Bewoners Houttuin vragen DNA opslag radioactieve bronnen op te schorten

On a Thursday in mid-June, community activists and local residents from Houttuin and its surrounding residential areas delivered a formal petition to Suriname’s National Assembly (DNA), calling for immediate intervention to halt a proposed radioactive source storage and contaminated material treatment facility planned for the Kuldipsingh industrial site in their neighborhood. The petitioners argue that the project’s potential threats to public health and the local environment have been woefully understudied, and demand a full, independent re-evaluation of the entire proposal before any construction proceeds.

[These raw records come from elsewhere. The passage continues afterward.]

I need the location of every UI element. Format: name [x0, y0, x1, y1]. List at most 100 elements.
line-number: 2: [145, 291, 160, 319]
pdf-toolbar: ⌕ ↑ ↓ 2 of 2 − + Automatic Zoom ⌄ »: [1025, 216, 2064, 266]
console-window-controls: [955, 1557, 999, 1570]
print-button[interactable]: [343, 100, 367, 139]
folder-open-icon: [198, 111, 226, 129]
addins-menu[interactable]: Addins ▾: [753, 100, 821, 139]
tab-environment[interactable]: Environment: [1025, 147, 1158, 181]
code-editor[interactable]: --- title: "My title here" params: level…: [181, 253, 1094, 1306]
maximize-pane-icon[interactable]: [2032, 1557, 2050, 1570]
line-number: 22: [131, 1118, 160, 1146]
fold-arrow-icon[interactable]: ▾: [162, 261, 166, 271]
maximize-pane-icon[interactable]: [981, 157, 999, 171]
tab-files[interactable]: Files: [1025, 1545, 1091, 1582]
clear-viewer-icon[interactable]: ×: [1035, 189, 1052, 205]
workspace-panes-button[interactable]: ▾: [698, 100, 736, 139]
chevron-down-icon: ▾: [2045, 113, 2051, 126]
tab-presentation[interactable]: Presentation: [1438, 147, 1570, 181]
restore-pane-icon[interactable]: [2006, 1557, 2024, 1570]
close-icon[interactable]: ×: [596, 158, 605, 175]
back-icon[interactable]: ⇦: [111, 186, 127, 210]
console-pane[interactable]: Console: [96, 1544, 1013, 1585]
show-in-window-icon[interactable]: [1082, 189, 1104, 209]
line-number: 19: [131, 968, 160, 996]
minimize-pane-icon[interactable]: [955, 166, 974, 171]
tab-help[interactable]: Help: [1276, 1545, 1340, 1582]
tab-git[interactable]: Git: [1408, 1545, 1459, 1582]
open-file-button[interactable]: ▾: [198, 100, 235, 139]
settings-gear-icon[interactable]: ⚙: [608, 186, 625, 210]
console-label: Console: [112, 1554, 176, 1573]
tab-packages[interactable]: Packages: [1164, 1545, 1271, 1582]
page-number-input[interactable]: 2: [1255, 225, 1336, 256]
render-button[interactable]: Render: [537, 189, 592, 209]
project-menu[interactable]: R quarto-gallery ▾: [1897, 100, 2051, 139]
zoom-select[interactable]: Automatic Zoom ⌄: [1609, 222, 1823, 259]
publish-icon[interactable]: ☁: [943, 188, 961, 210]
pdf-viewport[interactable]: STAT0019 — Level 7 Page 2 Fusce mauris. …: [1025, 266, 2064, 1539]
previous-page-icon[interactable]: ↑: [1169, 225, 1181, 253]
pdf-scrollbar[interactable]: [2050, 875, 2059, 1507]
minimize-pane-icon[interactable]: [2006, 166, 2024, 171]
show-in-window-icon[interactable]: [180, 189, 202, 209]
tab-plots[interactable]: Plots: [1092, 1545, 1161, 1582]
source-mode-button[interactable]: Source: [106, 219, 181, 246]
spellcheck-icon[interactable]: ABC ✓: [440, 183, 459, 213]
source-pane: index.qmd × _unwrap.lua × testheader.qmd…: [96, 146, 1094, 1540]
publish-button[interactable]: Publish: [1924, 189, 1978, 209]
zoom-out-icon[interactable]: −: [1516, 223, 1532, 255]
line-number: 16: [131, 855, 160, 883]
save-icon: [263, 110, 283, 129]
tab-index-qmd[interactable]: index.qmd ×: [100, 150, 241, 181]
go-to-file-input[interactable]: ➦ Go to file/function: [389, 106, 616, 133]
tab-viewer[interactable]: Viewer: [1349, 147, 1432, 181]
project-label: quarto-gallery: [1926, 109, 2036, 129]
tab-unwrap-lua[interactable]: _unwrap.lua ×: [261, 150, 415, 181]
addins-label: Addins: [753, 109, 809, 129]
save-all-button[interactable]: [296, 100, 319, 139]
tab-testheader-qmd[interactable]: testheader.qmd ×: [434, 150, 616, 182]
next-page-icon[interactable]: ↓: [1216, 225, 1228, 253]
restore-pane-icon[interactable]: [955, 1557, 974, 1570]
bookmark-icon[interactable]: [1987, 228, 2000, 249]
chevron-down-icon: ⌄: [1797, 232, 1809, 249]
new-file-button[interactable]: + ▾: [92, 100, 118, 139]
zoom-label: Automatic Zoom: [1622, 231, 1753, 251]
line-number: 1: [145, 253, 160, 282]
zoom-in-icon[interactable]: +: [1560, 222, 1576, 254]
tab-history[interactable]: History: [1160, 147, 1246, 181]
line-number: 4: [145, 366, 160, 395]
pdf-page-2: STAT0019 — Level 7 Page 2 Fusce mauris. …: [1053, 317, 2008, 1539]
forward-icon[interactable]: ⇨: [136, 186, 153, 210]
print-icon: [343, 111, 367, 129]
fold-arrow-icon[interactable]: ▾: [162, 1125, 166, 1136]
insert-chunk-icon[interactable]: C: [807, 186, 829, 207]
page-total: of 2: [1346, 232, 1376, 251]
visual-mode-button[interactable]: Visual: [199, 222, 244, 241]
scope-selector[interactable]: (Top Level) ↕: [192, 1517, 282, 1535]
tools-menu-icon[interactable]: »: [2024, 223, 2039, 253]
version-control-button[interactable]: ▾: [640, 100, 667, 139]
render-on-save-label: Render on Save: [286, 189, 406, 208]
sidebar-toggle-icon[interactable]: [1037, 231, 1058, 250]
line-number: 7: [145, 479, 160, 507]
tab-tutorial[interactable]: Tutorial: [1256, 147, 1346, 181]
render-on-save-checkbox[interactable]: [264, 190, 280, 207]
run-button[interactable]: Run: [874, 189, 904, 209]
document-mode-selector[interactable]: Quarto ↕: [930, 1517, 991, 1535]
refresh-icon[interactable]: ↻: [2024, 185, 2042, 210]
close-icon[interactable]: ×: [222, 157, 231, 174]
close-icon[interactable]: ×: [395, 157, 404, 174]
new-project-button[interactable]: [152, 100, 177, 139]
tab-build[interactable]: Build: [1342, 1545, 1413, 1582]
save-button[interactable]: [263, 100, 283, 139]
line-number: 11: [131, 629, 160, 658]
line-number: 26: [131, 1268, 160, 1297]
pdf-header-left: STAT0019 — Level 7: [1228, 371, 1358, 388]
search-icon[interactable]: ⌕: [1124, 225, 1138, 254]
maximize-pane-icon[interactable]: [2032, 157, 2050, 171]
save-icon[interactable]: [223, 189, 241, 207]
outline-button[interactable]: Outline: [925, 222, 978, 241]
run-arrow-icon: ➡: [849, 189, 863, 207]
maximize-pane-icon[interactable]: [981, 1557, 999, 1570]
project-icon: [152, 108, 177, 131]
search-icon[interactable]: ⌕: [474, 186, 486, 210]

The petition was formally received by Ivanildo Plein, first deputy vice-chairperson of the National Assembly, during a brief suspension of the body’s public plenary session, with multiple sitting members of parliament present to acknowledge the community’s concerns. It bears the signatures of hundreds of stakeholders, including prominent local organizers Maggie Schmeitz, Winston Stüger, and dozens of other long-term residents of Houttuin and adjacent neighborhoods.

Beyond calling for a temporary suspension of all pre-construction activities and a complete project reassessment, the petition outlines four core demands: a mandatory reclassification of the project’s risk category, a full environmental impact assessment (EIA) conducted exclusively by independent, unbiased experts, and guaranteed meaningful community inclusion at every stage of future decision-making for the proposal.

According to Schmeitz and Stüzer, the Suriname National Environmental Authority (NMA) incorrectly categorized the facility as a Category B Track 2 project, a classification that only requires a limited environmental analysis rather than a full EIA. After this initial classification, regulators approved moving forward with only a standalone environmental management and monitoring plan, which the residents note imposes far weaker scrutiny and stricter regulatory requirements than a full impact assessment.

The petitioners emphasize that the storage and handling of radioactive sources, which fall under the category of radiological hazardous contaminants, belong to the highest risk classification under both national regulations and international safety standards. For this reason, a full independent EIA is not just requested, but legally and ethically required, they argue.

The community also highlights that binding international nuclear safety guidelines require such high-risk facilities to be sited in remote, sparsely populated, geologically stable locations, at a safe distance from major drinking water sources and residential zones. The proposed Houttuin site fails to meet every one of these basic requirements, according to the petition. Residents also point to critical gaps in the existing environmental review: no comprehensive study of alternative locations, such as isolated industrial zones far from residential areas, was ever conducted, and there is no complete risk analysis mapping potential impacts to local soil, groundwater, and the long-term health of people living within proximity of the facility.

In an additional revealing finding, the organizers note that residents only discovered through persistent questioning that the facility would not just store radioactive materials in hermetically sealed packaging. Workers will also regularly open these containers to adjust the sources in the on-site workshop, a detail that makes the project’s official description as a simple “storage facility” intentionally misleading, the petitioners say.

Criticism is also leveled at the authors of the existing incomplete environmental report. The residents note the experts who prepared the document lack specialized training and credentials in nuclear engineering or health physics, meaning the report cannot serve as a credible or reliable foundation for a responsible final decision on the project.

In response to the petition, Plein confirmed that the National Assembly has already taken note of the community’s concerns. The issue has already been discussed internally among parliamentary leadership, he said, and lawmakers will now work to identify a path forward that brings all relevant regulatory agencies together to address residents’ demands and reach a collaborative solution. Plein added that the petition will also be brought directly to the attention of the National Assembly’s president for further review.